He was speaking at the end of the day’s play in an interview with former West Indies captain Carl Hooper, who is one of the game-day analysts.

His heroic effort were required after the Prime Minister’s XI got away to a flying start, Renshaw and Harris putting on a rollicking 134 for the first wicket to dominate early. Renshaw hit 10 fours in a 168-ball knock while Harris faced 124 balls and struck 13 fours.

They carried their side to the first break at 93 without loss and extended their domination following the resumption before pacer Jayden Seales got the breakthrough when he had Harris caught at first slip by Kyle Mayers.

Renshaw added 28 for the second wicket with Henry Hunt (13) and another 28 for the third with Handscomb before finally departing at 190-3, flirting with a wide delivery from left-arm seamer Raymon Reifer and feathering a catch to keeper Josh Da Silva.

Hunt fell to Kyle Mayers to a smart catch at second slip by Jason Holder as he moved effortlessly to his right to snap up the offering. Kemar Roach quickly removed captain Josh Inglis without scoring to an amazing one-handed catch by substitute Jason Holder at second slip as he dived full stretch.

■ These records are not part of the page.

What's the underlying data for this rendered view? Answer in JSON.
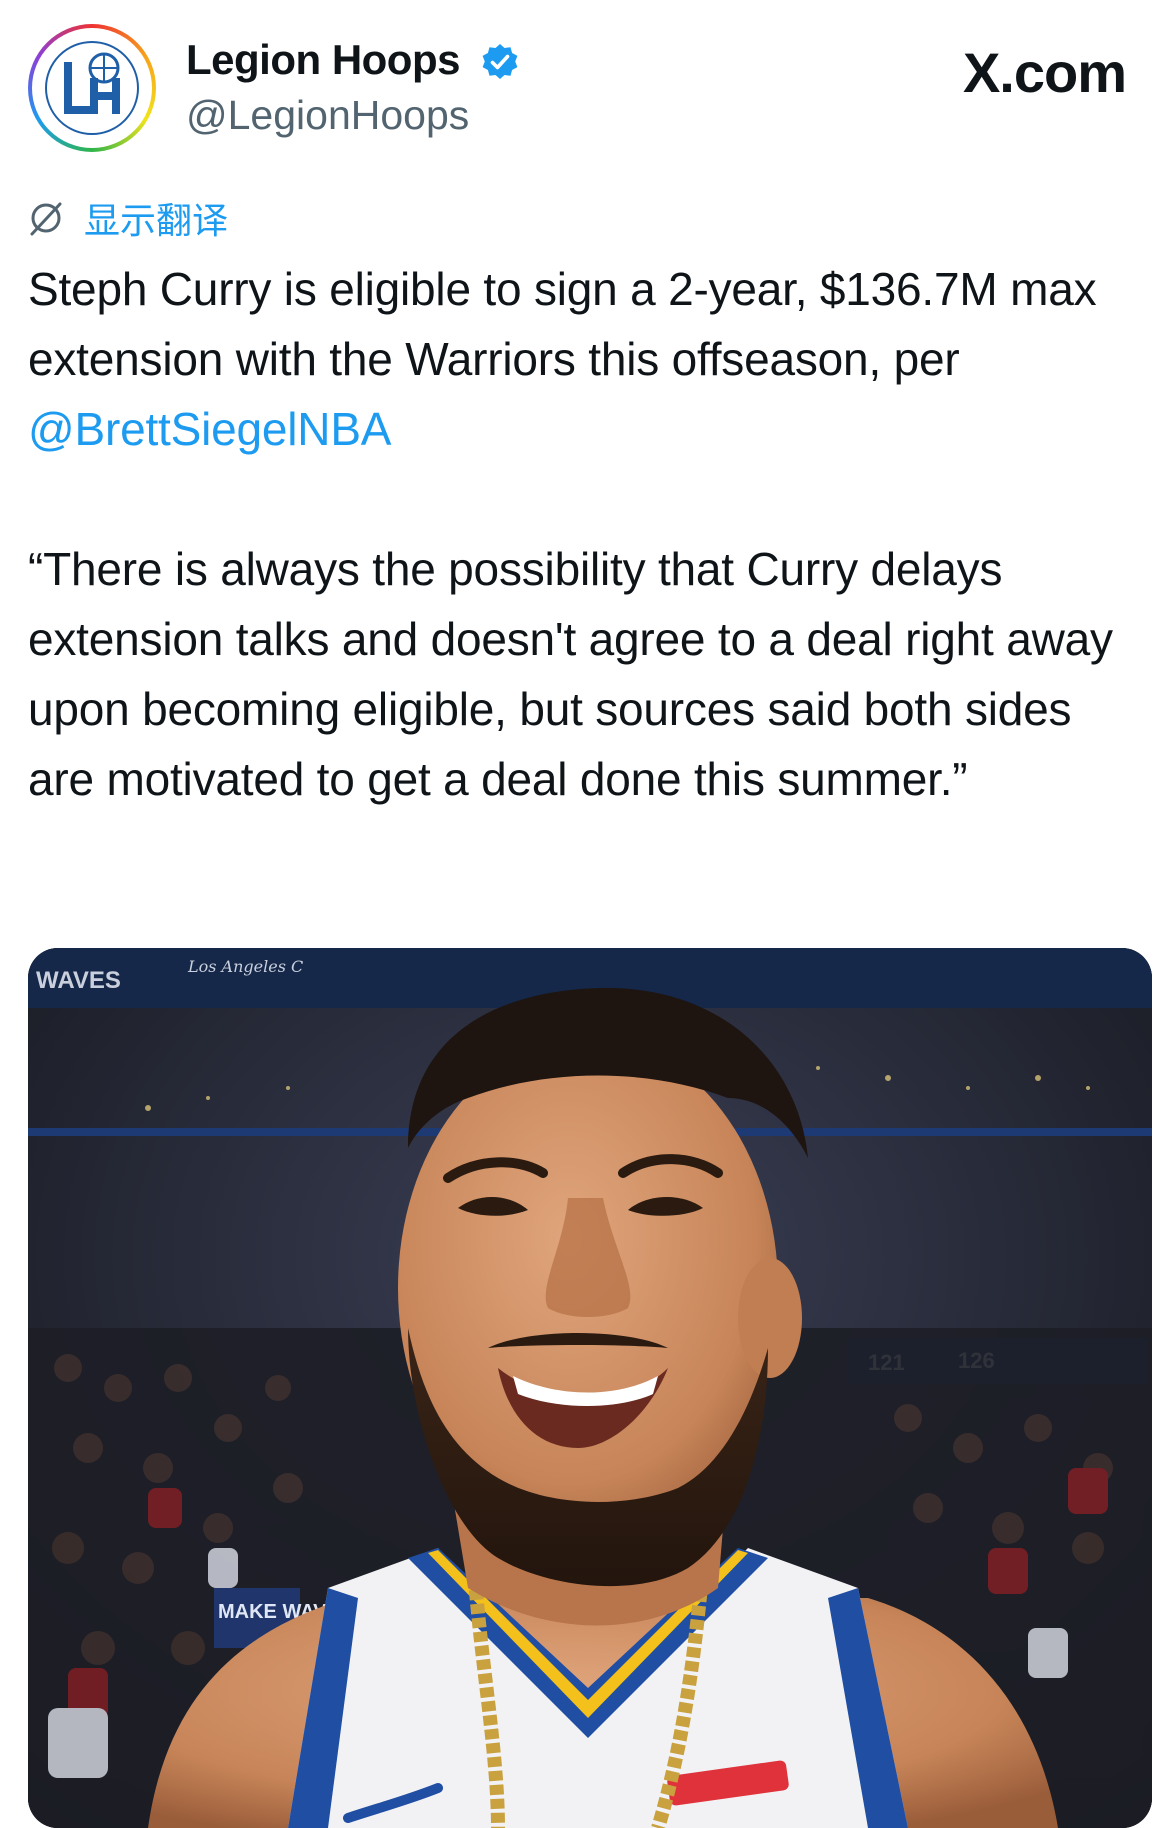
{
  "account": {
    "display_name": "Legion Hoops",
    "handle": "@LegionHoops",
    "avatar_logo_text": "LH"
  },
  "brand_label": "X.com",
  "translate": {
    "label": "显示翻译"
  },
  "tweet": {
    "para1_text": "Steph Curry is eligible to sign a 2-year, $136.7M max extension with the Warriors this offseason, per ",
    "para1_mention": "@BrettSiegelNBA",
    "para2_text": "“There is always the possibility that Curry delays extension talks and doesn't agree to a deal right away upon becoming eligible, but sources said both sides are motivated to get a deal done this summer.”"
  },
  "media": {
    "arena_text_left": "WAVES",
    "arena_text_script": "Los Angeles C",
    "scoreboard": [
      "121",
      "126"
    ],
    "crowd_sign": "MAKE WAVES"
  },
  "colors": {
    "link": "#1d9bf0",
    "text": "#0f1419",
    "secondary": "#536471",
    "jersey_blue": "#1f4ea3",
    "jersey_gold": "#f4c01b"
  }
}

However, the Prime Minister’s XI recovered through a 48-run, fifth-wicket partnership between Handscomb and Aaron Hardie (23). Off-spinner Roston Chase (2-72) accounted for both eventually, first rattling Hardie’s stumps with one that spun back sharply and then having Handscomb stumped in his very next over after the right-hander faced 86 balls and struck seven fours.

Joseph then took centre stage, clean bowling Michael Neser (10) as the right-hander missed a drive, yorking Joel Paris (2) before getting Ashton Agar to play on for 33, to what proved to be the day’s final delivery.